Jerome Rothenberg's seminal anthology moves across temporal and geographical boundaries to expand poetic tradition and ultimately make sense of our shared humanity.
"A core text for poets and musicians looking to explore ritual and meaning beyond the conventions of their genres."—New York Times
Hailed by Robert Creeley as “both a deeply useful book and an unequivocal delight” and by the LA Times Book Review as one of the hundred most recommended American books of the late 20th century, Jerome Rothenberg’s landmark anthology Technicians of the Sacred has educated and inspired generations of poets, artists, musicians, and other readers, exposing them to the multiple possibilities of poetry throughout the world. Juxtaposing “primitive” and archaic works of art from many cultures with each other and with avant-garde and experimental poetry, Jerome Rothenberg contends that literature extends beyond specific temporal and geographic boundaries, while acting as a retort to those who would call that larger humanity into question. A half-century since its original publication, this revised and expanded third edition provides readers with a wealth of newly gathered and translated texts from recently reinvigorated indigenous cultures, bringing the volume into the present and further extending the range and depth of what we recognize and read as poetry.
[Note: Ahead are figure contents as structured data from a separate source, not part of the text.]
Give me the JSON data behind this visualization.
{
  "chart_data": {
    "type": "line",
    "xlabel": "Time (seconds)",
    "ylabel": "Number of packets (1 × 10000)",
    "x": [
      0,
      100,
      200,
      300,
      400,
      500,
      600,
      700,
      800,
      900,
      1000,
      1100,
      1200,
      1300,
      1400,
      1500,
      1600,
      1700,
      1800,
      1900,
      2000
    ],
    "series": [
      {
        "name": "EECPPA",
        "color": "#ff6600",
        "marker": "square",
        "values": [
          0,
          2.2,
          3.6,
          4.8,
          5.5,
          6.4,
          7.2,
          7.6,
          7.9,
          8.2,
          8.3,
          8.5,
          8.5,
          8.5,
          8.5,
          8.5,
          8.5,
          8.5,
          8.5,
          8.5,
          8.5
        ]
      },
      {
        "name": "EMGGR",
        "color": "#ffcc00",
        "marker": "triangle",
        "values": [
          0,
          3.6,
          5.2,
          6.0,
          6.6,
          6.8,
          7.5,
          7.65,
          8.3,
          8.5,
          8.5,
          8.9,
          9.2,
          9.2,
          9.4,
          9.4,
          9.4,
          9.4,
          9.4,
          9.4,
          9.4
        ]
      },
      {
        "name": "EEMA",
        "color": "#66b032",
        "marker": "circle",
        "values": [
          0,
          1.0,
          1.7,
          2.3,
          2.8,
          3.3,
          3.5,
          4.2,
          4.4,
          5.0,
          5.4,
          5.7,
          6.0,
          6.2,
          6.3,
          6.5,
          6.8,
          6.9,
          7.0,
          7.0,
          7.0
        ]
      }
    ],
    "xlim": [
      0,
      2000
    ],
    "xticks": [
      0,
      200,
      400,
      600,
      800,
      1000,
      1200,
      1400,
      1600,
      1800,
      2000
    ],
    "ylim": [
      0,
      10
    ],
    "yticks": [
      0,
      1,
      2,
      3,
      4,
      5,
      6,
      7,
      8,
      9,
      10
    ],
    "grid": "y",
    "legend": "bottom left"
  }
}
“No one taught me more about poetry than Jerome Rothenberg. Technicians of the Sacred is the greatest anthology of poetry ever created, ‘primitive’ or otherwise.”—Nick Cave
“This book has elucidated indigenous and shamanic sources as deep orature for several generations of readers. More radically timely than ever in a tormented era of xenophobia and racism, this is a spiritual book, a book to survive with.”—Anne Waldman
“Jewish lore, Amerindian poetics, Ethnopoetics, Contemporary world poetics, International sacred poetics . . . [Jerome Rothenberg has] certainly done me a favor in collecting specimens in [the] above categories and putting them in all our hands for immediate inspirational or teaching use.”—Allen Ginsberg
“When Technicians of the Sacred was published in 1968, it offered nothing less than a redefinition of what poetry could be. It remains an incomparable and inspiring source, a perpetual spur to further invention.”—Geoffrey O'Brien
“For us, [Jerome Rothenberg] played (and plays) the role Picasso and Braque did for the painters, and Leiris and Bataille later for the French poets: opening the sparkling world that comes when you crack open literature and see the primal gestures of oral energy and sudden imagery from which it all surges. Kabbalah, cave painting, Iroquois legend, Navajo chant, Hasidic tales, Central Asian epic, German avant-garde, immigrant histories—he summoned us to attend to the deep literature of which the ‘literary’ is only a sheen. . . . He is a great figure, who stands above and beyond the schools and tendentiousnesses of poetics; he has given us, in his poetry, criticism, translation, anthologies, a body of work that exhibits what I suddenly realize is an ethical purity, a touchstone for the genuine.”—Robert Kelly
"If there is anyone out there struggling to write lyrics, get your hands on this book; immerse yourselves in it, live inside it for a while, free your mind, and you will emerge brimming with ideas."